You have to use opt profile something like this:
trtexec --onnx=super-resolution-10.onnx --explicitBatch --verbose --minShapes=input:1x1x224x224 --optShapes=input:16x1x224x224 --maxShapes=input:32x1x224x224
[06/23/2020-05:04:32] [I] GPU Compute
[06/23/2020-05:04:32] [I] min: 16.8679 ms
[06/23/2020-05:04:32] [I] max: 17.492 ms
[06/23/2020-05:04:32] [I] mean: 17.2015 ms
[06/23/2020-05:04:32] [I] median: 17.2153 ms
[06/23/2020-05:04:32] [I] percentile: 17.4838 ms at 99%
[06/23/2020-05:04:32] [I] total compute time: 3.04467 s
&&&& PASSED TensorRT.trtexec # trtexec --onnx=super-resolution-10.onnx --explicitBatch --verbose --minShapes=input:1x1x224x224 --optShapes=input:16x1x224x224 --maxShapes=input:32x1x224x224

Thanks

@SunilJB Thanks for the reply.

So as a more general question, when would one use trtexec versus using the C++ API? Would using trtexec the way you did end up creating a saved serialized engine that you can later load from file using the C++ API?

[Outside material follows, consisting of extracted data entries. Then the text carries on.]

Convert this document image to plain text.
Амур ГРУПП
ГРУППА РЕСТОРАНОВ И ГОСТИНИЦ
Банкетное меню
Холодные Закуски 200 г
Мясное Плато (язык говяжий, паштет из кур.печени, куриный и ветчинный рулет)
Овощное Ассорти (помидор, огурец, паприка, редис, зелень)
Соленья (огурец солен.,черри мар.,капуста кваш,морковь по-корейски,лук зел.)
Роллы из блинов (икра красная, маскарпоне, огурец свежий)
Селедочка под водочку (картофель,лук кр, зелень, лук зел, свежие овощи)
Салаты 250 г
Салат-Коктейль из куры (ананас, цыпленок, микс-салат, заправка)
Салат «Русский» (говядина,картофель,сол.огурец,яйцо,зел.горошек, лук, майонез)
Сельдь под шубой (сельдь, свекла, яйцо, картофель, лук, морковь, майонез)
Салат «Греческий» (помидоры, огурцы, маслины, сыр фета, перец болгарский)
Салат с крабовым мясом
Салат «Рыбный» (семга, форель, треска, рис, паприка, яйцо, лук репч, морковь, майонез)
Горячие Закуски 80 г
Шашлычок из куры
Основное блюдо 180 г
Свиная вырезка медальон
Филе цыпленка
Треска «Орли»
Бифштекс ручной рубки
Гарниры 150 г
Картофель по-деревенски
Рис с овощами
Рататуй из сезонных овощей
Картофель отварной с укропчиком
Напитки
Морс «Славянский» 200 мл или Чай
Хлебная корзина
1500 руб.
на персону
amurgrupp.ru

Thanks for the clarification on the specific dimensions that can be changed for this example. I tried using your shapes for min, opt, and max, but I still get the same error on line:

mPredictionEngine = makeUnique(builder->buildEngineWithConfig(*network, *config)); 

I get the following on the console:
[E] [TRT] Network has dynamic or shape inputs, but no optimization profile has been defined.
[E] [TRT] Network validation failed.

In fact, this error occurs before even entering the buildPreprocessorEngine(builder) method, which is where the shapes are specified.

The order of the calling is:
void SampleDynamicReshape::build()
{
auto builder = makeUnique(nvinfer1::createInferBuilder(gLogger.getTRTLogger()));

 // This function will also set mPredictionInputDims and mPredictionOutputDims, // so it needs to be called before building the preprocessor. buildPredictionEngine(builder); buildPreprocessorEngine(builder); } 

The error occurs within the buildPredictionEngine(builder) call, and an optimization profile is not specified until the buildPreprocessorEngine(builder) call.

I am taking this from the Github example: https://github.com/NVIDIA/TensorRT/tree/master/samples/opensource/sampleDynamicReshape

It seems that I must be doing something out of order, but it looks like the example does it the same way.

trtexec is a tool to quickly utilize TensorRT without having to develop your own application
https://github.com/NVIDIA/TensorRT/tree/master/samples/opensource/trtexec

You can add --saveEngine=<filename> argument in trtexec command to save the generated engine.

Please refer to below link for more details about the sample:
https://github.com/NVIDIA/TensorRT/tree/master/samples/opensource/sampleDynamicReshape#creating-the-preprocessing-network

Thanks

@SunilJB Is the serialized engine that’s saved supposed to be one of a fixed size or dynamic size? I tried it and it seems that the input and output tensor dimensions are still dynamically-shaped.